Taking place along the French Riviera, the story follows American acrobat John Robie, once famously known as “Le Chat” who performed a series of cat burglaries along the southern coast of France in the 1950s. After retiring to the country, a copycat burglar reopens the case of Le Chat, and it’s up to Robie to find the thief and clear his name before the police catch him. 

“I loved the story immediately,” said Sham. “So much in the book is so clear; of course, it’s a great mystery, and it’s number forty-six in the Top 100 Romances in the American Film Institute. But, I think the biggest takeaway is the identities we all have and the masks we all wear; most importantly it’s about knowing who we really are.” 

Currently, Sham has completed the first full draft of To Catch A Thief: The Musical. As the show progresses in its development, Sham eagerly anticipates revisiting his work for the revision process. Sham plans to follow the show well past its ascension to the West End and Broadway, making revisions and attending auditions in the future. 

Along with reading the book, watching the film, and listening to the radio show, drawing inspiration involved lots of research about the time period. 

“I used an Oculus to visit the French Riviera from my office,” Sham explained. “I also did a lot of research about famous cat burglars, gymnastics and roulette– (as it’s played differently in France) –and I also read a related David Dodge novel: The Rich Man’s Guide to the French Riviera.” 

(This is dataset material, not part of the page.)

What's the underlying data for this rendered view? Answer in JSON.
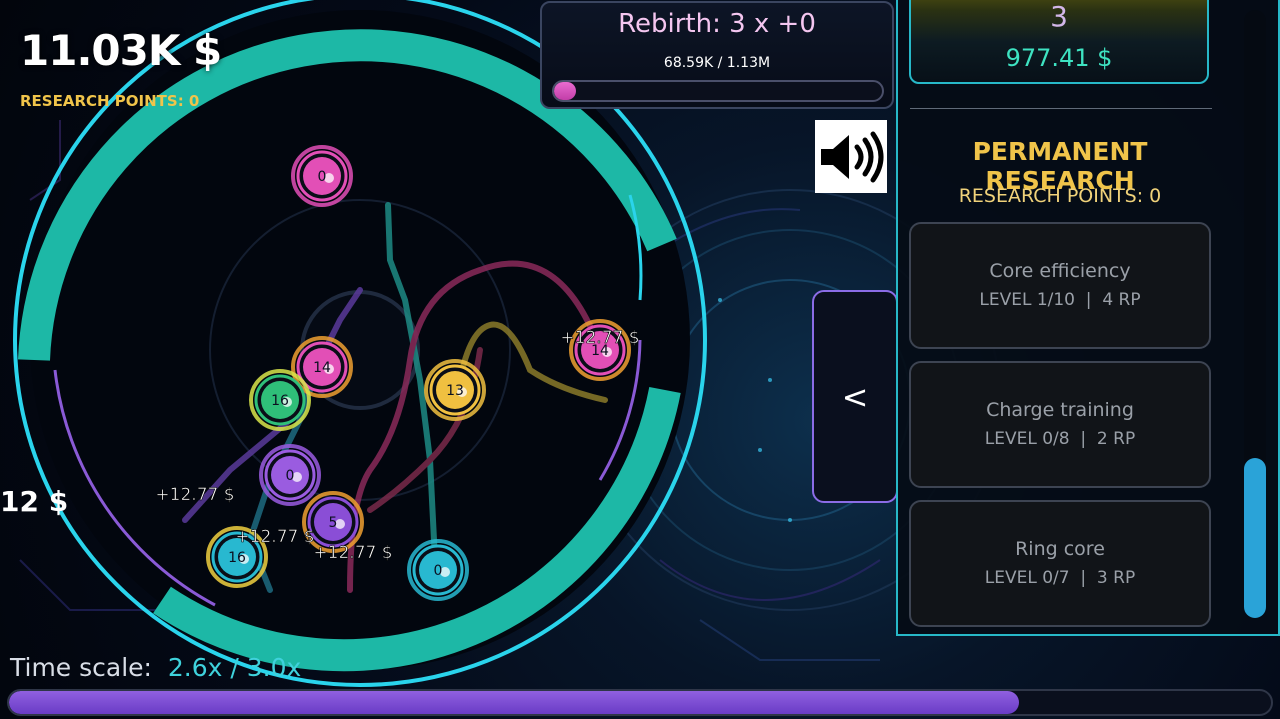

The first original musical that Sham wrote was It’s a Dog’s Life: Man’s Best Musical, which premiered in 1983 at a singing waiter bar and later made it to New York–ironically before Cats: The Musical. He was later commissioned to write the book and lyrics for Lend Me A Tenor, which opened at the Utah Shakespeare Festival and was picked up by producers. The show went on to open on the West End in 2007. 

Sham was commissioned to write the book and lyrics for To Catch a Thief  by the producer he worked with for Lend Me a Tenor. Sham is working with composer Kevin Purcell, who previously worked with SUU’s sister school, Central Queensland University. To Catch a Thief: The Musical is Sham’s latest writing accomplishment.

“I’ve worn so many different hats in this industry. Although it’s the hardest thing in the world to write a musical, I feel like I was born to write this,” Sham said. “I’ve never been so excited about a project in my life and it’s so fun to say that. This was the first project that I didn’t hit a wall during the writing of Act 2–it’s like I was channeling something as I wrote.” 

Sham hopes to bring his students along to see the show in its early stages of production, and see first-hand the inner workings of how a show is produced on a stage on the West End or Broadway. 

“My favorite part of teaching is definitely the students,” Sham said. “There’s nothing more exciting than to watch my students see how theater is connected to everything, and how it breathes differently across centuries.” 

The most important thing that Sham hopes to convey to his students is the community that comes from devoting individual talents to a project bigger than any one person. 

“I want my students to see the joy that comes from creating something that brings so many people together,” said Sham. “It’s easy to get cynical in this time; there’s so much stress. Theater is something that brings people together from all walks of life and it can create joy that lasts even when the curtains are closed and the lights are dim. Besides, there’s nothing like enjoying what you’re creating–it’s like being a kid on Christmas. I want my students to be influenced by how fun it is to create on any stage.” 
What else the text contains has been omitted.